Axon’s structural advantage—owning both endpoint hardware and a growing software/AI stack—creates utility-style recurring revenue optionality but also concentration risk: execution hinges on converting hardware customers into high-margin software subscribers at scale. That conversion path tends to generate step-function margin improvement only after multi-year penetration thresholds are crossed; expect a lumpy, booking-driven P&L cadence rather than smooth quarterly linearity. Second-order winners from a successful roll-out are non-obvious: cloud infra and inference-accelerator vendors benefit from higher per-customer compute spend, and specialist drone and sensor component suppliers will see demand as Axon pushes into aerial solutions; conversely, pure-play video storage and legacy hardware vendors face erosion as software subscription economics internalize services. Supply-chain constraints for specialized camera modules, RF links, and FAA-like certification cycles for drones could create timing risks even if end demand remains intact.

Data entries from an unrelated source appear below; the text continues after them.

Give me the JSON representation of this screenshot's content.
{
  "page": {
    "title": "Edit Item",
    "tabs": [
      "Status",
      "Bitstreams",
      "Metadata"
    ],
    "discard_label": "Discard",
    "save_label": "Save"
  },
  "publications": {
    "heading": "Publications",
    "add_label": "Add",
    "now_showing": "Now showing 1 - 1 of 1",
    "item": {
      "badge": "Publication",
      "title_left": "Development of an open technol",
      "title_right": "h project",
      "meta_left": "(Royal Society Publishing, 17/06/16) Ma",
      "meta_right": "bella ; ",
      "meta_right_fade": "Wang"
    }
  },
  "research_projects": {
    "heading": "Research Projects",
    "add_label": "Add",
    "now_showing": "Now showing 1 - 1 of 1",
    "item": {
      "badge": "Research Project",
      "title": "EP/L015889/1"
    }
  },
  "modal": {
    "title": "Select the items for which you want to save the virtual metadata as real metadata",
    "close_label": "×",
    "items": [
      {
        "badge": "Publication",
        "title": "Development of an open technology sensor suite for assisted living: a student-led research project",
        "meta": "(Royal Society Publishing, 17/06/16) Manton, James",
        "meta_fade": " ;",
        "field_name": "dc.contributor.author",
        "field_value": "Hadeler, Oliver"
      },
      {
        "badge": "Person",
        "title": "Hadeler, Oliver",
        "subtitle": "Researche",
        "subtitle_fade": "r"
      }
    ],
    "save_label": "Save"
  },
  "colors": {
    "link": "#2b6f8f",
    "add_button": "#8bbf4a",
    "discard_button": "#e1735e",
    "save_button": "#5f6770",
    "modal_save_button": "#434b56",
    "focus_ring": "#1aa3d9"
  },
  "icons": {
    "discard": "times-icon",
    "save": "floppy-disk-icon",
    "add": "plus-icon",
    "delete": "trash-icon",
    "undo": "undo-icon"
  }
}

Key near-term catalysts are bookings and cadence of enterprise (public-sector) renewals, while medium-term proof points are per-customer ARPU uplift and gross margin expansion as software mix rises; regulatory or legal shocks tied to evidence handling, privacy, or algorithmic decision-making are asymmetric downside events that can compress multiples quickly. Sector multiple compression or a broader AI funding re-rate is the plausible macro path to a meaningful drawdown even if company fundamentals remain intact, so hedge sizing and time horizon selection matter. The consensus framing assumes smooth monetization of AI tailwinds; the contrarian view is that inference cost inflation, slow procurement cycles in government customers, and integration friction could delay visible margin upside by 12–36 months while keeping headline growth noisy. That makes a staged exposure with defined downside protection more attractive than an unhedged long into the next few quarters of earnings and guidance volatility.